Failure of Technical Colleges needs full Inquiry
Wednesday 18th November 2020
Any decision to close some Technical Colleges on the basis of them lacking qualified teachers requires a fully independent inquiry into why the current Fiji First government’s much lauded initiative was a failure from the beginning in 2015, said National Federation Party Leader Professor Biman Prasad.
Professor Prasad said several millions of dollars of taxpayers’ funds have been used to both establish and provide loans to students under TELS to enroll and learn trade skills at these Colleges established throughout the country in many centres that were previously secondary schools.
“But to now learn from Government through the Attorney General that some Colleges will close because they didn’t have qualified teachers is preposterous and totally unacceptable and gives rise to many questions that can only be answered by a totally independent and full inquiry”.
“These are: -
“Is Government now saying that the Colleges, managed by Fiji National University, were staffed by unqualified teachers all these years since the inception of this program 5 years ago in 2015?”
“If this is indeed the case (as Government is claiming some teachers will come under scrutiny), then does it mean many of the few thousand students who have graduated from these Colleges did not receive proper education and learning?”
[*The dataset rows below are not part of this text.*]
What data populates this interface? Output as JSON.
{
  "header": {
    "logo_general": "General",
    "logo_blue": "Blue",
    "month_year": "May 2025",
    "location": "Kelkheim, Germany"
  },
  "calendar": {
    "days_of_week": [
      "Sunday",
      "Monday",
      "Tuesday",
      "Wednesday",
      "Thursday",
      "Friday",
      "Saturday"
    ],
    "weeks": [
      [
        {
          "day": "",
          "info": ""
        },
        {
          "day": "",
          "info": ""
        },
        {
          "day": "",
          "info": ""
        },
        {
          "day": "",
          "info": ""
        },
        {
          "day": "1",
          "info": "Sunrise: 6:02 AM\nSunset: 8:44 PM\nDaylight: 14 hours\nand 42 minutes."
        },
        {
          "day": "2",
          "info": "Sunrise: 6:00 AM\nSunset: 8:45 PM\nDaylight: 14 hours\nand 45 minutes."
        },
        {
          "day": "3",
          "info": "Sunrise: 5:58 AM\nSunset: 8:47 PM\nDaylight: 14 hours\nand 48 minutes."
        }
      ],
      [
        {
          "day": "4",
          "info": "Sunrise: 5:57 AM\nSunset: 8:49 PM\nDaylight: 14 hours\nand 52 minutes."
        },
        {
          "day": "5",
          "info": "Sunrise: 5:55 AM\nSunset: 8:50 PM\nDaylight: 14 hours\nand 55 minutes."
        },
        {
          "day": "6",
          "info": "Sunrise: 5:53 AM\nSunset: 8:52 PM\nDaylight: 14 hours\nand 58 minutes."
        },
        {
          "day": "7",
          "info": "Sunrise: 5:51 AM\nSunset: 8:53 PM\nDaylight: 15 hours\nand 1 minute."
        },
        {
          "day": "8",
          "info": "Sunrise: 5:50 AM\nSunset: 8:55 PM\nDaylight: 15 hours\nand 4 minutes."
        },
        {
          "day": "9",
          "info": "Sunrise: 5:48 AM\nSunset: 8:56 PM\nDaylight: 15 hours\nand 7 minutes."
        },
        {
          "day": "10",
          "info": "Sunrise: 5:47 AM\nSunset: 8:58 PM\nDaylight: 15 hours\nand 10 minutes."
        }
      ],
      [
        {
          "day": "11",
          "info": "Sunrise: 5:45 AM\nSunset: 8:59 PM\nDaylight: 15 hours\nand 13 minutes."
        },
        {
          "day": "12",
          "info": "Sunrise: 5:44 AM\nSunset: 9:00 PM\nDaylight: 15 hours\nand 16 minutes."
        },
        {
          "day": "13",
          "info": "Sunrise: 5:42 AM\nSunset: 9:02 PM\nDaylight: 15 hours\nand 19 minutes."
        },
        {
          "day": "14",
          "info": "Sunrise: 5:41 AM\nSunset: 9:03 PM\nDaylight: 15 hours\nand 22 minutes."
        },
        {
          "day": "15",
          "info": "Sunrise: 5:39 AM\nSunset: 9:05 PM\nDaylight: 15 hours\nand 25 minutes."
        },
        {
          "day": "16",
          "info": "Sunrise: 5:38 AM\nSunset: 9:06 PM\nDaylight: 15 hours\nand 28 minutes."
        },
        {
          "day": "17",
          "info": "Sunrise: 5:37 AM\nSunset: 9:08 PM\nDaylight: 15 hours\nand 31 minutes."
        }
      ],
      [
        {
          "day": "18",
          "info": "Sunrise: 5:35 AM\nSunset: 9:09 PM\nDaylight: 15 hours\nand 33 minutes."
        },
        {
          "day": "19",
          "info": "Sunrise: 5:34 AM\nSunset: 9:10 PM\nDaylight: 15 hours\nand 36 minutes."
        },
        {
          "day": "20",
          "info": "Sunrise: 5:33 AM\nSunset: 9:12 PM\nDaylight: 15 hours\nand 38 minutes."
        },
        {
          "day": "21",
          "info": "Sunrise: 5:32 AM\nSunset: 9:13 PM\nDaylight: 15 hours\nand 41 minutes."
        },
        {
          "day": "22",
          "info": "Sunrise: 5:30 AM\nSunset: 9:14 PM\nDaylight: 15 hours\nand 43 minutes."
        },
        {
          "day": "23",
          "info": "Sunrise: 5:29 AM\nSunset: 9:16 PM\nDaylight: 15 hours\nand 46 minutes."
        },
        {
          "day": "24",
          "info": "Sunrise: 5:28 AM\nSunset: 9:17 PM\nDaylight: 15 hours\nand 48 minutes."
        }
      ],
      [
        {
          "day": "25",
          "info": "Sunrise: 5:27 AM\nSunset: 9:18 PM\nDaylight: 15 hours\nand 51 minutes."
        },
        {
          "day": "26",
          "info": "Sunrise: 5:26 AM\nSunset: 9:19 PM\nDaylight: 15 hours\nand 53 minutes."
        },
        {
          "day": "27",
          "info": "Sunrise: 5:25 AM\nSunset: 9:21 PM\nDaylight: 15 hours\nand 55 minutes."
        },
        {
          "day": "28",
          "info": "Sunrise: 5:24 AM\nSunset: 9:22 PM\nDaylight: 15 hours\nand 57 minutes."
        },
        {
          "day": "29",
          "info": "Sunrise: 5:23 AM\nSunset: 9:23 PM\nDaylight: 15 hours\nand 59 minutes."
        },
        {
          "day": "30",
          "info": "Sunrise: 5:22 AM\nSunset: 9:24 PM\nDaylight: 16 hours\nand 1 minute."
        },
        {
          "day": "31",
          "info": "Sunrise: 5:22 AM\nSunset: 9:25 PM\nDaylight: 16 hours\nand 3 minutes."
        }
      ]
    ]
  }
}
“What happened to the so-called OMRS – Open Merit Recruitment System – in hiring teachers for these Colleges?”
“Or is Government making teachers scapegoats to absolve itself of financial responsibility in funding both the operations of some Colleges and providing TELS to the students?”
Professor Prasad said notwithstanding clear and precise answers to the above questions, the fact remains that the program was hastily conceived to give credibility to Fiji First government’s bogus claim of providing “free education”.
“This was done without any consultation nor a thought being given to the program’s effectiveness in churning out quality and qualified skilled personnel to gain meaningful employment and contribute towards national development”.
“We don’t know how many of the students who have graduated with certificates in trade skills found decent paying jobs before the Covid-19 pandemic this year”.
“It must be remembered that the practice of a designated Technical College and accreditation/certifying authority, Fiji Institute of Technology and FNTC/TPAF (Fiji National Training Council later known as Training and Productivity Authority of Fiji) were churning out quality personnel in various skilled trade areas through apprenticeship programs for a few decades until the Bainimarama regime abolished their primary roles and formed FNU”.
“One of the two major reasons for the scarcity of skilled personnel in various trade sectors (apart from job opportunities overseas) has been the abolishment of the apprenticeship scheme”.
“Also the fact that 90% of training levy paid by employers is used for other purposes denies the right of employees to enhance their skills”.
“This is yet another erosion of a fundamental right of ordinary workers by a misguided government”.